Das Münchener ifo-Institut leitet daraus in einer neuen Analyse passend zum Wahlkampf auch gleich einen konkreten wirtschaftspolitischen Handlungsbedarf ab: „Es gilt, das Erwerbspersonenpotenzial auf dem Arbeitsmarkt besser auszuschöpfen“, heißt es in einem jüngst veröffentlichten Beitrag. Und das betrifft vor allem Frauen: In Deutschland arbeitet nämlich fast jede zweite Frau in Teilzeit. Durchschnittlich sind Frauen hierzulande 30,5 Stunden pro Woche beschäftigt, rund vier Stunden weniger als beispielsweise in Schweden oder Frankreich. Nach der Geburt eines Kindes bricht die Erwerbstätigkeit besonders stark ein.  
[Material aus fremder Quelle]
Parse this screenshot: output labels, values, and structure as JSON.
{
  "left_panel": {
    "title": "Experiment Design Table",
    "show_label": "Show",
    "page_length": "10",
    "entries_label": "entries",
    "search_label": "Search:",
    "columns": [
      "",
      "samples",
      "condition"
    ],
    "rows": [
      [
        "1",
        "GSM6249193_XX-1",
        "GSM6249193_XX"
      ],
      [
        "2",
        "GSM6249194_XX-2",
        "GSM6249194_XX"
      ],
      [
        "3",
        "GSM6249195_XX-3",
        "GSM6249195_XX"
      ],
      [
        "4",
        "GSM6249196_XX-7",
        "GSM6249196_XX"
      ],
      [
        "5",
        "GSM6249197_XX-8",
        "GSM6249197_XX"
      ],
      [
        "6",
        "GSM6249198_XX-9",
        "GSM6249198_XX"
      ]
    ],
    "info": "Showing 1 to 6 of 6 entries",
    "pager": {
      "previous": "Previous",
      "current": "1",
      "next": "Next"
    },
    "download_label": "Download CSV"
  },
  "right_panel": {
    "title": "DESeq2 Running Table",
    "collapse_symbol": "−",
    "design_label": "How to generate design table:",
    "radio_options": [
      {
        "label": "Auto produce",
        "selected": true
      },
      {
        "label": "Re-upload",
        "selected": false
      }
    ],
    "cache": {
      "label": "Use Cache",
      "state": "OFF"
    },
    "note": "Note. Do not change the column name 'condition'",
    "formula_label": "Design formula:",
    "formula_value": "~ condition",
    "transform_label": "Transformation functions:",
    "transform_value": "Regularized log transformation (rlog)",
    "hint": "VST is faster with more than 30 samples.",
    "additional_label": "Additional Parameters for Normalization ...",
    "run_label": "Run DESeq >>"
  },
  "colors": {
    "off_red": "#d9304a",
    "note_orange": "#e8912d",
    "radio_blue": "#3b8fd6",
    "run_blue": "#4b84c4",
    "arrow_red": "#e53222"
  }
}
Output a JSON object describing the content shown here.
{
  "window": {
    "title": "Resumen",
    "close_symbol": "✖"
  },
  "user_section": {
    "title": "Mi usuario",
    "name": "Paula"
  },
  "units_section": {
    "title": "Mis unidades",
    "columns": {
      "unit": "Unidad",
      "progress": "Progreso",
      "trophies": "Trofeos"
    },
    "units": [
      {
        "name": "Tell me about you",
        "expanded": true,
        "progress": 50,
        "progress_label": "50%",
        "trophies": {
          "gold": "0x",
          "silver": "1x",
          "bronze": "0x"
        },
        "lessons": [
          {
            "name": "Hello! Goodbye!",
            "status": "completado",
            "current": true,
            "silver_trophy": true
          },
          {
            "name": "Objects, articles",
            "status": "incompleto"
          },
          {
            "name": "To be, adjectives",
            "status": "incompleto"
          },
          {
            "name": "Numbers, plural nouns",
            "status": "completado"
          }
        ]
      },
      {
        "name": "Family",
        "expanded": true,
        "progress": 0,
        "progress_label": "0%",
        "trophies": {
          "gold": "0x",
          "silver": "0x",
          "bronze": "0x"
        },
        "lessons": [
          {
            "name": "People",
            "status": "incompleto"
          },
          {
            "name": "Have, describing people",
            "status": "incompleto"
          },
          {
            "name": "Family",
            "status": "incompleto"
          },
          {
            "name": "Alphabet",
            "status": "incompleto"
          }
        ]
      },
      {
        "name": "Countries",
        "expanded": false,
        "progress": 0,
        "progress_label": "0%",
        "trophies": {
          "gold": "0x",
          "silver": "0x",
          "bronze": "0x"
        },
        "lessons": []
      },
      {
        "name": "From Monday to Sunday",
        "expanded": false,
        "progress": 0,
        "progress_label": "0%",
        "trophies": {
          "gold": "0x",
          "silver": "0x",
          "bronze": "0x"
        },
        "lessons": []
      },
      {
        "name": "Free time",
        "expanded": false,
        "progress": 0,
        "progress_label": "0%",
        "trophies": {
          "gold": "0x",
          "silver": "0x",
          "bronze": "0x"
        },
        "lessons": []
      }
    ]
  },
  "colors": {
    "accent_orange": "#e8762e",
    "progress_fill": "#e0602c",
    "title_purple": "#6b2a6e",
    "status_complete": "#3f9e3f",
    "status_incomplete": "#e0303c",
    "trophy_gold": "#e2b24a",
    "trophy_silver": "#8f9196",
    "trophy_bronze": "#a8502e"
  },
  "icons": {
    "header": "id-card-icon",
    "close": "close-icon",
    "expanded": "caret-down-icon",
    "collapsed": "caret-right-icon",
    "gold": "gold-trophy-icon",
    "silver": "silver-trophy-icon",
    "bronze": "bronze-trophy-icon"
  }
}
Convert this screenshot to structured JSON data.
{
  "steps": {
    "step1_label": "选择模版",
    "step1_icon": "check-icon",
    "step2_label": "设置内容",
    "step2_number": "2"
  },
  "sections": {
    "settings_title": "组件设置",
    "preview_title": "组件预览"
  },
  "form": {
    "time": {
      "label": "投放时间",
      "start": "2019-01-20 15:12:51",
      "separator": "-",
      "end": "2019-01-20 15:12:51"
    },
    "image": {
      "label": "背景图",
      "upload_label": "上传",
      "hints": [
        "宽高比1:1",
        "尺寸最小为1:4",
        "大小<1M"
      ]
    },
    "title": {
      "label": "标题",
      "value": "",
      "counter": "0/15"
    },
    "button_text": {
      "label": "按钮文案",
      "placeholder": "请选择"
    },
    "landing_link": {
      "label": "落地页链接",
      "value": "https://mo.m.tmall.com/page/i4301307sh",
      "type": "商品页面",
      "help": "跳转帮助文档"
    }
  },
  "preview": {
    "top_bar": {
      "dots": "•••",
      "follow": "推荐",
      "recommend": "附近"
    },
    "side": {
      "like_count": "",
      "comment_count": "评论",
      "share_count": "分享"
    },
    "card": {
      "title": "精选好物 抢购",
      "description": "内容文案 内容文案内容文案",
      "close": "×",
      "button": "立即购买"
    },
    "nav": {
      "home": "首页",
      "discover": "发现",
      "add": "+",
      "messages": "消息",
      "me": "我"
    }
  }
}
Die Lösung der Rentenfrage liegt also nicht im höheren Rentenalter, sondern in besserer Kinderbetreuung. Dazu gehören für die Ifo-Experten auch Grundfreibeträge, die zu niedrigeren Grenzsteuersätzen beim Wiedereinstieg in den Job führen. Die neue Regierung sollte außerdem das Ehegattensplitting überdenken, das zusammen mit der beitragsfreien Mitversicherung nicht erwerbstätiger Ehepartner in der gesetzlichen Krankenversicherung das traditionelle Modell mit nur einem Erwerbstätigen begünstigt. 

Kurzum: Die beste Rentenpolitik heißt Gleichberechtigung. Und nebenbei bemerkt: Dem Wirtschaftswachstum täte das sicherlich auch gut.